Benchmark: use not_highly_aligned_allocator
in more places by AlexGuteniev · Pull Request #5443 · microsoft/STL (original) (raw)
Resolves #5035
To avoid trying both aligned and unaligned allocators, try just unaligned. This makes sure we're checking the worst case, where vectorization would be of less benefit.
Only change the container for potentially-vectorized algorithm benchmark. For, like, random it does not make sense. Also vector<bool>
is vectorized, if we consider GPR-based vectorization as still vectorization, but this will not be sensitive to the alignment.
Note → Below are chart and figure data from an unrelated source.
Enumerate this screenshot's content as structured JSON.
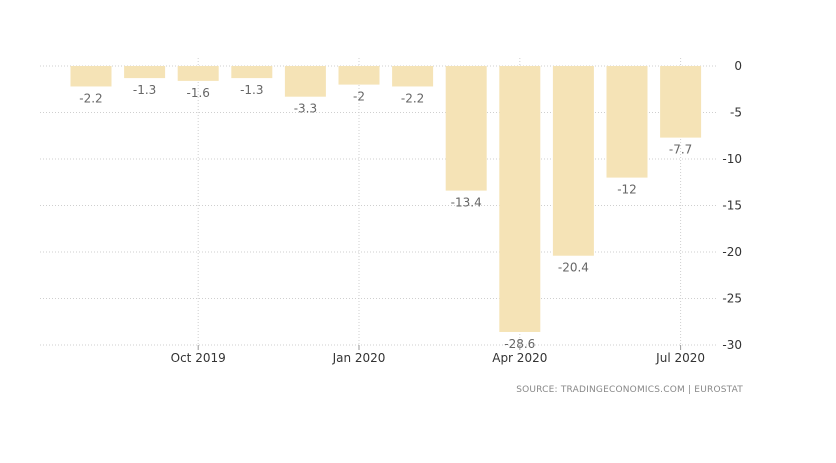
{
  "chart_data": {
    "type": "bar",
    "categories": [
      "Aug 2019",
      "Sep 2019",
      "Oct 2019",
      "Nov 2019",
      "Dec 2019",
      "Jan 2020",
      "Feb 2020",
      "Mar 2020",
      "Apr 2020",
      "May 2020",
      "Jun 2020",
      "Jul 2020"
    ],
    "values": [
      -2.2,
      -1.3,
      -1.6,
      -1.3,
      -3.3,
      -2,
      -2.2,
      -13.4,
      -28.6,
      -20.4,
      -12,
      -7.7
    ],
    "value_labels": [
      "-2.2",
      "-1.3",
      "-1.6",
      "-1.3",
      "-3.3",
      "-2",
      "-2.2",
      "-13.4",
      "-28.6",
      "-20.4",
      "-12",
      "-7.7"
    ],
    "x_tick_labels": [
      {
        "category": "Oct 2019",
        "label": "Oct 2019"
      },
      {
        "category": "Jan 2020",
        "label": "Jan 2020"
      },
      {
        "category": "Apr 2020",
        "label": "Apr 2020"
      },
      {
        "category": "Jul 2020",
        "label": "Jul 2020"
      }
    ],
    "y_ticks": [
      0,
      -5,
      -10,
      -15,
      -20,
      -25,
      -30
    ],
    "y_tick_labels": [
      "0",
      "-5",
      "-10",
      "-15",
      "-20",
      "-25",
      "-30"
    ],
    "ylim": [
      -30,
      0
    ],
    "y_axis_position": "right",
    "grid": true,
    "title": "",
    "xlabel": "",
    "ylabel": "",
    "bar_color": "#f5e3b6",
    "grid_color": "#cfcfcf",
    "source": "SOURCE: TRADINGECONOMICS.COM  |  EUROSTAT"
  }
}
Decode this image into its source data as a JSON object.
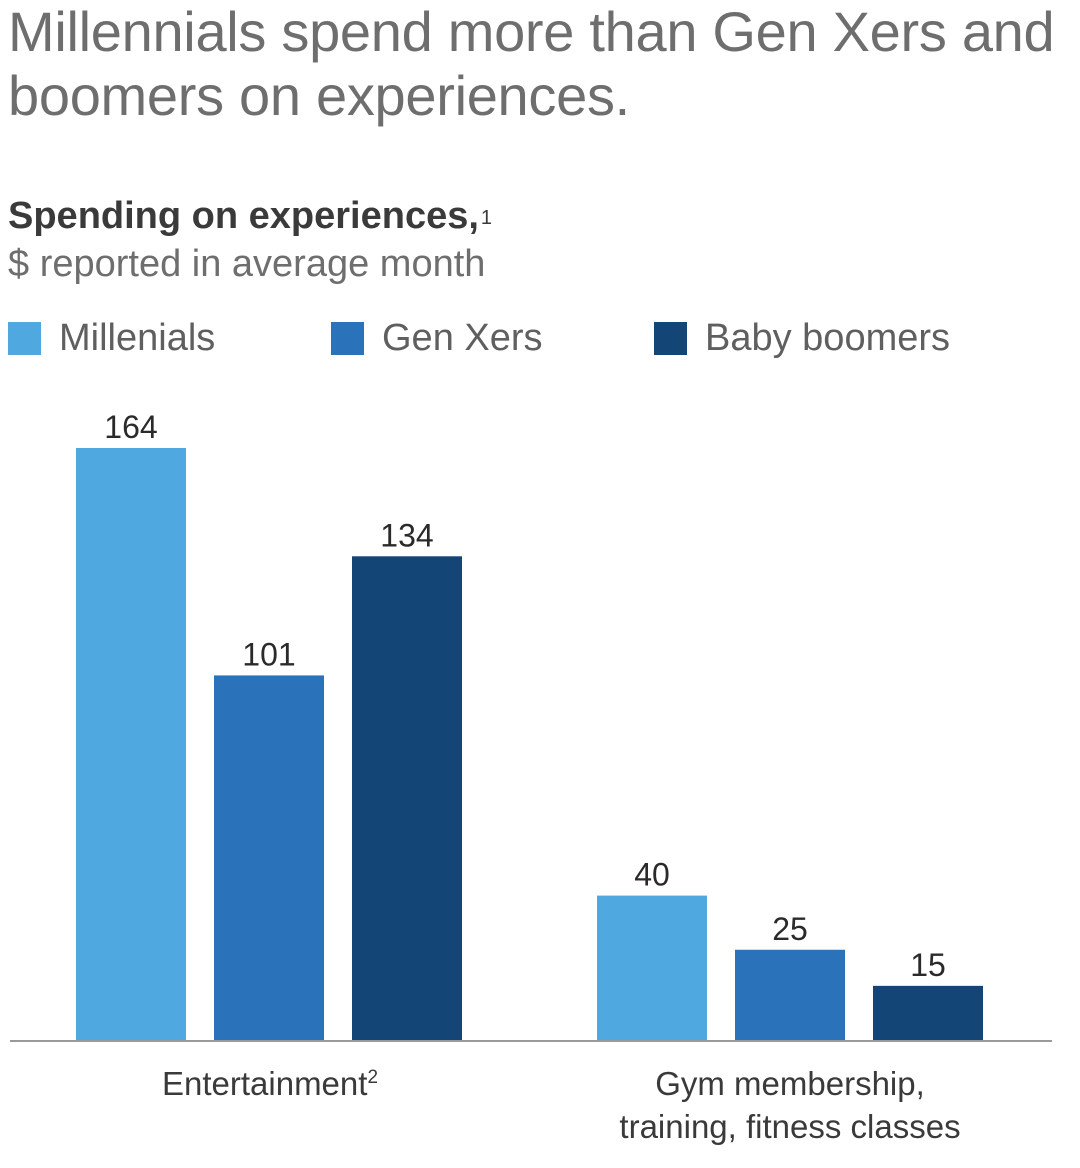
{
  "headline": "Millennials spend more than Gen Xers and boomers on experiences.",
  "chart_data": {
    "type": "bar",
    "title": "Spending on experiences,",
    "title_footnote": "1",
    "subtitle": "$ reported in average month",
    "categories": [
      {
        "label": "Entertainment",
        "footnote": "2"
      },
      {
        "label_lines": [
          "Gym membership,",
          "training, fitness classes"
        ]
      }
    ],
    "series": [
      {
        "name": "Millenials",
        "color": "#4FA8E0",
        "values": [
          164,
          40
        ]
      },
      {
        "name": "Gen Xers",
        "color": "#2A73BB",
        "values": [
          101,
          25
        ]
      },
      {
        "name": "Baby boomers",
        "color": "#134577",
        "values": [
          134,
          15
        ]
      }
    ],
    "ylim": [
      0,
      164
    ],
    "legend_position": "top",
    "grid": false,
    "axis_color": "#9a9a9a"
  }
}
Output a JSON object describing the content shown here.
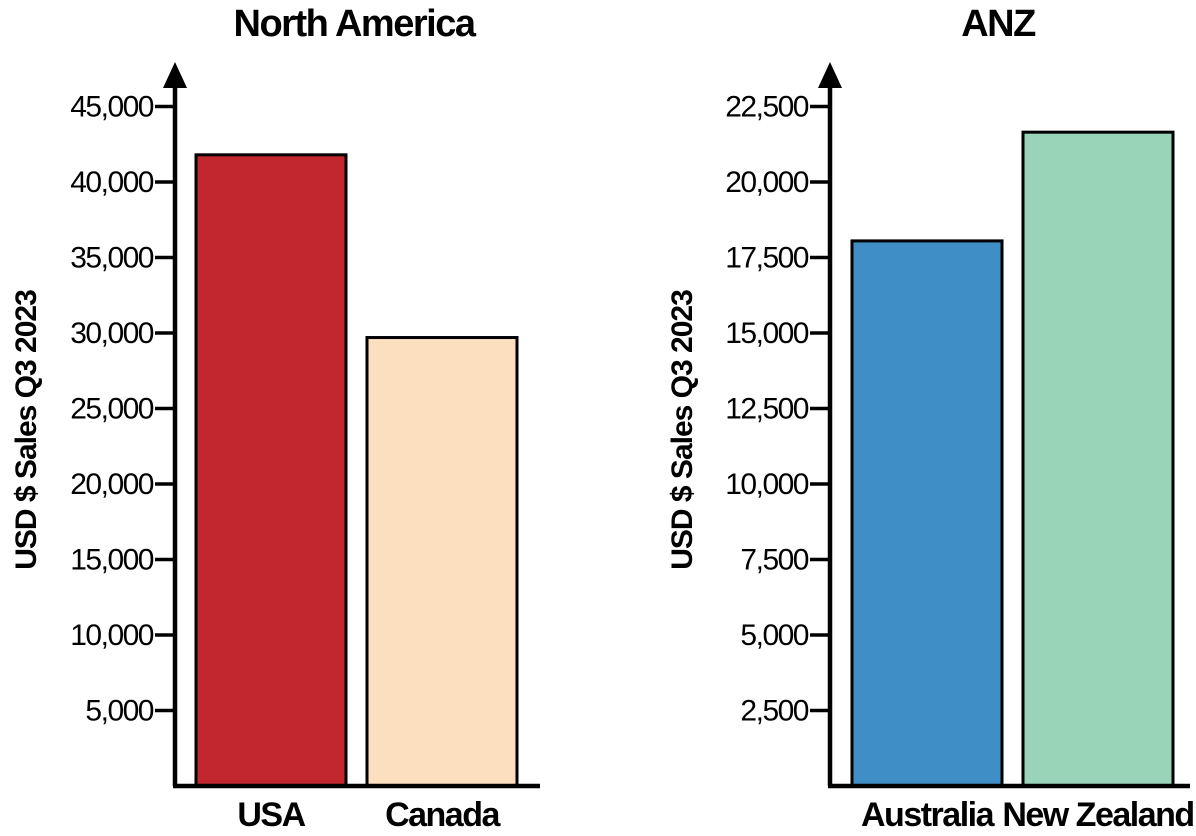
{
  "chart_data": [
    {
      "type": "bar",
      "title": "North America",
      "ylabel": "USD $ Sales Q3 2023",
      "xlabel": "",
      "categories": [
        "USA",
        "Canada"
      ],
      "values": [
        41800,
        29700
      ],
      "colors": [
        "#c1272d",
        "#fcdfbe"
      ],
      "ylim": [
        0,
        47500
      ],
      "yticks": [
        5000,
        10000,
        15000,
        20000,
        25000,
        30000,
        35000,
        40000,
        45000
      ],
      "ytick_labels": [
        "5,000",
        "10,000",
        "15,000",
        "20,000",
        "25,000",
        "30,000",
        "35,000",
        "40,000",
        "45,000"
      ],
      "grid": false,
      "legend": "none"
    },
    {
      "type": "bar",
      "title": "ANZ",
      "ylabel": "USD $ Sales Q3 2023",
      "xlabel": "",
      "categories": [
        "Australia",
        "New Zealand"
      ],
      "values": [
        18050,
        21650
      ],
      "colors": [
        "#3f8fc6",
        "#99d3b8"
      ],
      "ylim": [
        0,
        23750
      ],
      "yticks": [
        2500,
        5000,
        7500,
        10000,
        12500,
        15000,
        17500,
        20000,
        22500
      ],
      "ytick_labels": [
        "2,500",
        "5,000",
        "7,500",
        "10,000",
        "12,500",
        "15,000",
        "17,500",
        "20,000",
        "22,500"
      ],
      "grid": false,
      "legend": "none"
    }
  ]
}
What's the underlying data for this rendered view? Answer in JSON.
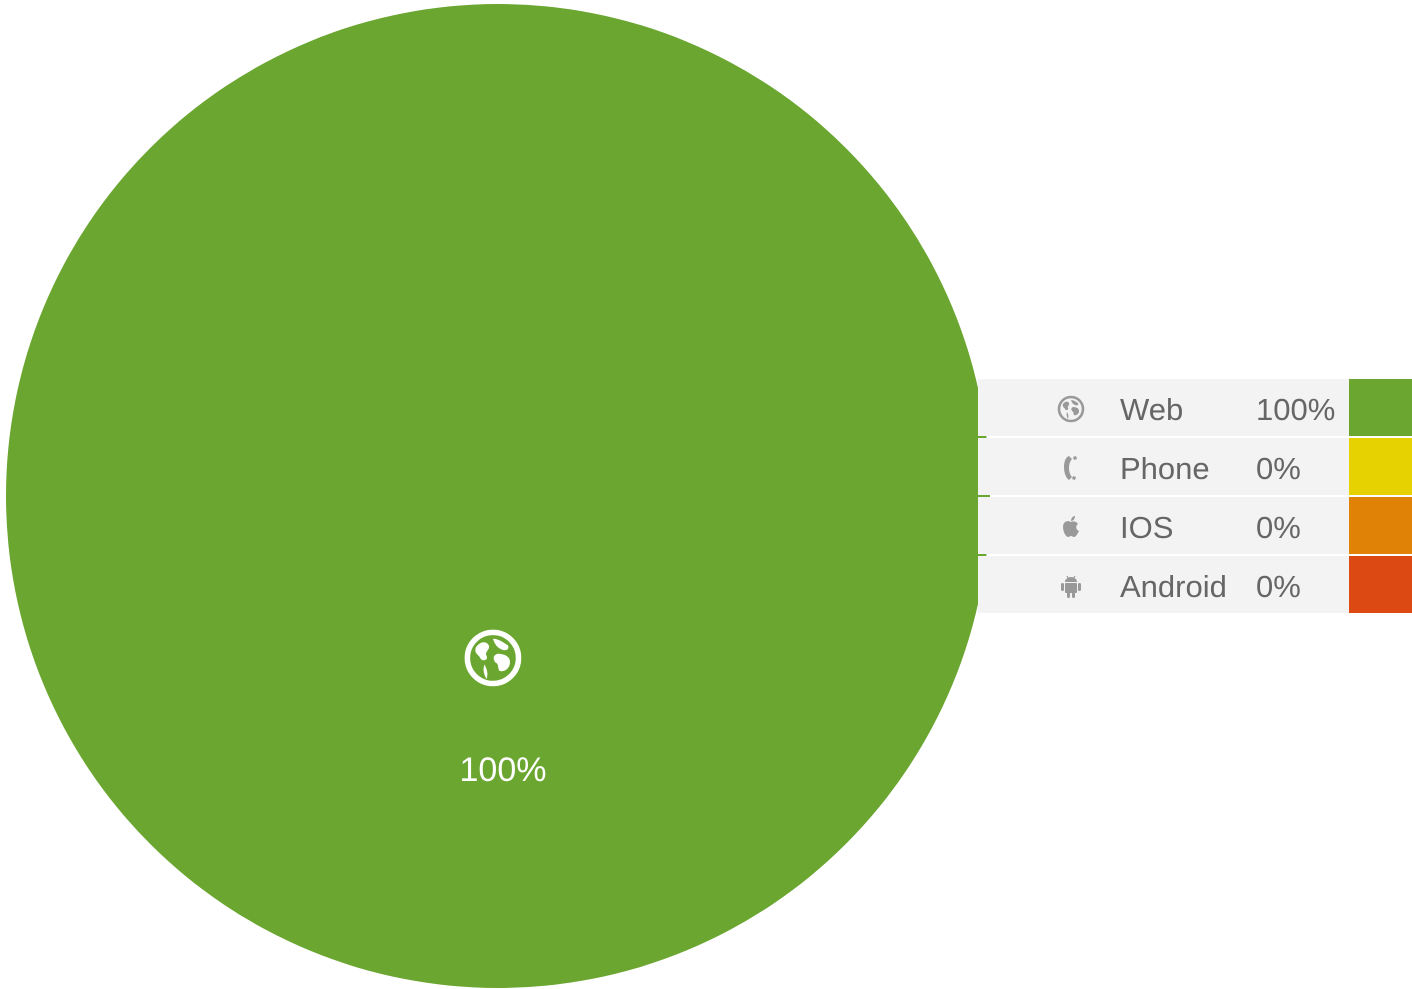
{
  "chart_data": {
    "type": "pie",
    "title": "",
    "categories": [
      "Web",
      "Phone",
      "IOS",
      "Android"
    ],
    "values": [
      100,
      0,
      0,
      0
    ],
    "value_labels": [
      "100%",
      "0%",
      "0%",
      "0%"
    ],
    "colors": [
      "#6aa630",
      "#e6d200",
      "#e08206",
      "#dc4913"
    ],
    "icons": [
      "globe-icon",
      "phone-icon",
      "apple-icon",
      "android-icon"
    ],
    "legend_position": "right",
    "slice_icon_color": "#ffffff",
    "legend_icon_color": "#999999"
  }
}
Some vector algorithms that are potentially sensitive to the alignment are in fact sensitive to alignment, some are not or almost not. The ones that are sensitive are simplest searches, or data movement. Consider adjacent_find
as a good example of the sensitive one, here's how the results became worse:
Benchmark | Before | After |
---|---|---|
bm<AlgType::Std, int8_t>/2525/1142 | 19.9 ns | 22.1 ns |
bm<AlgType::Std, int16_t>/2525/1142 | 33.2 ns | 51.5 ns |
bm<AlgType::Std, int32_t>/2525/1142 | 75.5 ns | 89.1 ns |
bm<AlgType::Std, int64_t>/2525/1142 | 139 ns | 163 ns |
bm<AlgType::Rng, int8_t>/2525/1142 | 16.7 ns | 20.1 ns |
bm<AlgType::Rng, int16_t>/2525/1142 | 33.0 ns | 50.5 ns |
bm<AlgType::Rng, int32_t>/2525/1142 | 76.9 ns | 89.0 ns |
bm<AlgType::Rng, int64_t>/2525/1142 | 141 ns | 163 ns |
adjacent_find
does two AVX loads of the same input data at a time, with aligned allocator just one of the loads is unaligned, with unaligned allocator both of them are unaligned. So it stresses the processor ability to deal with unaligned data.
Skipped also bitset
benchmarks. They are harder to unalign, since they use some stack containers with deduced types. I'm confident that bitset
from/to string conversion are examples of algorithm that are not very sensitive to the alignment.
Some of recently added benchmark are not changed in this PR, because they already use not highly aligned allocator.
Also I expected replace_copy
as one of the sensitive, but auto-vectorization is broken at all in latest Preview 🐛.
Created DevCom-10895463
Drive-by: proper optimization barriers in replace family benchmarks.